While the order mandates annual reporting, it’s possible President-elect Donald Trump will rescind the requirement and discontinue the database.
Incentivized lying plagued U.S. efforts in Afghanistan across decades
The Special Inspector General on Afghanistan Reconstruction will issue its final report this year.
SIGAR’s work has been instrumental in informing the public how the U.S. government lied for decades about its progress in Afghanistan, particularly concerning the effectiveness of the billions of dollars spent training Afghanistan’s security forces. A large part of the problem, which IG John Sopko highlights in a recent New York Times op-ed, is the “perverse incentive” for military officials and contractors to justify previous spending levels to keep their budgets from getting cut, no matter how ineffective or useless the programs were.
The IG’s office was, by its own assessment, “the only government agency reliably reporting on the situation” in Afghanistan, and did so in spite of “stiff opposition from officials in the departments of Defense and State, USAID and the organizations that supported their programs.” (SIGAR was not universally transparent with the public, however. Washington Post reporter Craig Whitlock had to sue SIGAR under the Freedom of Information Act to obtain copies of the “lessons learned” interviews SIGAR conducted with policymakers, military officials, and contractors who worked in Afghanistan for his book, “The Afghanistan Papers.”)
What I’m reading
The American oil industry’s playbook, illustrated: How drillers offload costly cleanup onto the public (ProPublica). In more environmental secrecy news, ProPublica reports that the Interior Department has known for 35 years that unplugged oil and gas wells can leak dangerous material into the water supply. The public health impact of this problem needs get more attention as the incoming Trump administration works to “increase the number of sales for oil leases on public lands and shrink federal environmental agencies.”

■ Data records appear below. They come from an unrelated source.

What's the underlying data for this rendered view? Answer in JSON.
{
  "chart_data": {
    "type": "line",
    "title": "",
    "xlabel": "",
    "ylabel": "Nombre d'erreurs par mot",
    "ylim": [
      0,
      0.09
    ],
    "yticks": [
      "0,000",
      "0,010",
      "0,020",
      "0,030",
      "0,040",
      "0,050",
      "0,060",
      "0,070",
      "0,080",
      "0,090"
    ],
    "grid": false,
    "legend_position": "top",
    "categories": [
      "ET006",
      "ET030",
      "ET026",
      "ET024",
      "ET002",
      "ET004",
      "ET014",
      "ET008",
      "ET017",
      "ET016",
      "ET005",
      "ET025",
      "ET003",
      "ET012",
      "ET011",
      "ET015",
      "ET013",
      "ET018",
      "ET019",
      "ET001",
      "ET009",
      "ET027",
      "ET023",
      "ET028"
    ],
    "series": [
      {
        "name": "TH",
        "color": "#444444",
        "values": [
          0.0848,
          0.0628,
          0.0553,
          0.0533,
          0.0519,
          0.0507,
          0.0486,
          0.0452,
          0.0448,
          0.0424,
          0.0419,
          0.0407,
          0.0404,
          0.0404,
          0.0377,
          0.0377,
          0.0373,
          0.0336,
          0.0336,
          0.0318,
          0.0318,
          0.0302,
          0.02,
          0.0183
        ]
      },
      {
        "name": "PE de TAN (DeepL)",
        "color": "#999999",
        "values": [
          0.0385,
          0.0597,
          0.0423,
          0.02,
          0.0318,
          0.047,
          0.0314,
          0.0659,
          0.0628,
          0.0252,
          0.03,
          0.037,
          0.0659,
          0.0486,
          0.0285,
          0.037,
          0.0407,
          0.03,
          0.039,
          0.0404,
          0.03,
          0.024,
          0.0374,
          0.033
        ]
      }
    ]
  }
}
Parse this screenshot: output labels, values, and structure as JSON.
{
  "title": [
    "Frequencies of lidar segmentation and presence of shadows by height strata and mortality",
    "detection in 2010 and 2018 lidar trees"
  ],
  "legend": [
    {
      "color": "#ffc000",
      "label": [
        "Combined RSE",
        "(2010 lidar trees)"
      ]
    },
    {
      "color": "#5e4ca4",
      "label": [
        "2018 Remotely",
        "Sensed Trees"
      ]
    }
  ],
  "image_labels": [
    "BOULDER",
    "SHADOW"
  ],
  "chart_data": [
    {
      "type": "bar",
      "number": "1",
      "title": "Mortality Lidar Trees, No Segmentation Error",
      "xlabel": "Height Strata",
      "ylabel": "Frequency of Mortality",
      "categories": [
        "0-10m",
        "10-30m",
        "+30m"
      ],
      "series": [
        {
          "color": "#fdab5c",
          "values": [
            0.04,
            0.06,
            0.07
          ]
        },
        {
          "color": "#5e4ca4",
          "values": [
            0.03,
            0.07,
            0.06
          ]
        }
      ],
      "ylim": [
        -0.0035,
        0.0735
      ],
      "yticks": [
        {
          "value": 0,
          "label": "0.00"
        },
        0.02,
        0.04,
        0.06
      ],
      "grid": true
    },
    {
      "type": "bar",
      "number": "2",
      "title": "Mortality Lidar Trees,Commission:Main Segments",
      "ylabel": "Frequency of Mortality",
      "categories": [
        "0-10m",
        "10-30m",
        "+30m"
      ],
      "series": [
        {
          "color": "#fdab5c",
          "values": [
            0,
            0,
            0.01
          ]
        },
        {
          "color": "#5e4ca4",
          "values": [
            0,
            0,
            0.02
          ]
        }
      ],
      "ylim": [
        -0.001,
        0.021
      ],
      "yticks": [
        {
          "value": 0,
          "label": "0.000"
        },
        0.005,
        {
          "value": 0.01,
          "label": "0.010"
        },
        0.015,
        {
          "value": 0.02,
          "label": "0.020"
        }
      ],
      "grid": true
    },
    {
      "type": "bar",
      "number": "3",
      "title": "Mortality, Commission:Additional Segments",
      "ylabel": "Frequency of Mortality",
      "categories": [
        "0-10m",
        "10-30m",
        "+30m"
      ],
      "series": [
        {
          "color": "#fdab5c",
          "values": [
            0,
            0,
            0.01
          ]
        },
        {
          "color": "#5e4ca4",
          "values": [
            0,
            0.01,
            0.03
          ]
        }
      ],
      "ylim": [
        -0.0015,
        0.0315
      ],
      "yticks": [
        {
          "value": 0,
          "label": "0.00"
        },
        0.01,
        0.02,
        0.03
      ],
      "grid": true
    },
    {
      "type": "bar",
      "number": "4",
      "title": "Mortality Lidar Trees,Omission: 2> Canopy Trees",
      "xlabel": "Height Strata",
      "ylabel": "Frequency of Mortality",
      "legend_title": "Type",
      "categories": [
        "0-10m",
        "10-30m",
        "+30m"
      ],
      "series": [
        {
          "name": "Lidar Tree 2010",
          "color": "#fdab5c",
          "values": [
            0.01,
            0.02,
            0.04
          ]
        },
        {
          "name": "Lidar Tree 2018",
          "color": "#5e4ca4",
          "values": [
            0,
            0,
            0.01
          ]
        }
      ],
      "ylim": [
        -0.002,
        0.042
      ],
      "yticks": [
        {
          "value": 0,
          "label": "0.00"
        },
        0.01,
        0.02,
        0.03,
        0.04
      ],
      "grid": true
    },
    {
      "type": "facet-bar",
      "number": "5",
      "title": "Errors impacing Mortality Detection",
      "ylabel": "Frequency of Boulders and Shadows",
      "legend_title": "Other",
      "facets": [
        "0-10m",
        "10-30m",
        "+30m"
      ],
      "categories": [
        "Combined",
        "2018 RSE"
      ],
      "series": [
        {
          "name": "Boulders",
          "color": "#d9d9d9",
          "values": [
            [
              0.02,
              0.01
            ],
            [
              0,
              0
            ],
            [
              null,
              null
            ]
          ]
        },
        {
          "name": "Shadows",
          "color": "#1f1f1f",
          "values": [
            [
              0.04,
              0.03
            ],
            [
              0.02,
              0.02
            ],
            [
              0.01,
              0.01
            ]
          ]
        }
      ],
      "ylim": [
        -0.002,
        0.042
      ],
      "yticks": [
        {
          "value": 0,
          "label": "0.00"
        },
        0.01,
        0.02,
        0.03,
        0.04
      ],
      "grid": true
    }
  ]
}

Trump advisers seek to shrink or eliminate bank regulators (Wall Street Journal). The Trump transition team is exploring ways to eliminate the Federal Deposit Insurance Corporation, an agency that maintains “public confidence in the nation’s financial system.” The public regularly demonstrates its interest in the FDIC’s work, filing nearly 700 FOIA requests with the agency in 2023 alone. These requests seek a wide swath of information, ranging from bank acquisitions to communications with Congress.
He leaked Trump’s tax returns. Will Biden protect him? (The Intercept). Tax law professors are encouraging President Biden to commute the sentence of former IRS contractor Charles Littlejohn. Littlejohn leaked Trump’s tax returns to The New York Times after Trump broke tradition and refused to release them. Littlejohn also leaked returns of Jeff Bezos, Elon Musk, and other billionaires, showing how the superrich exploit the tax system.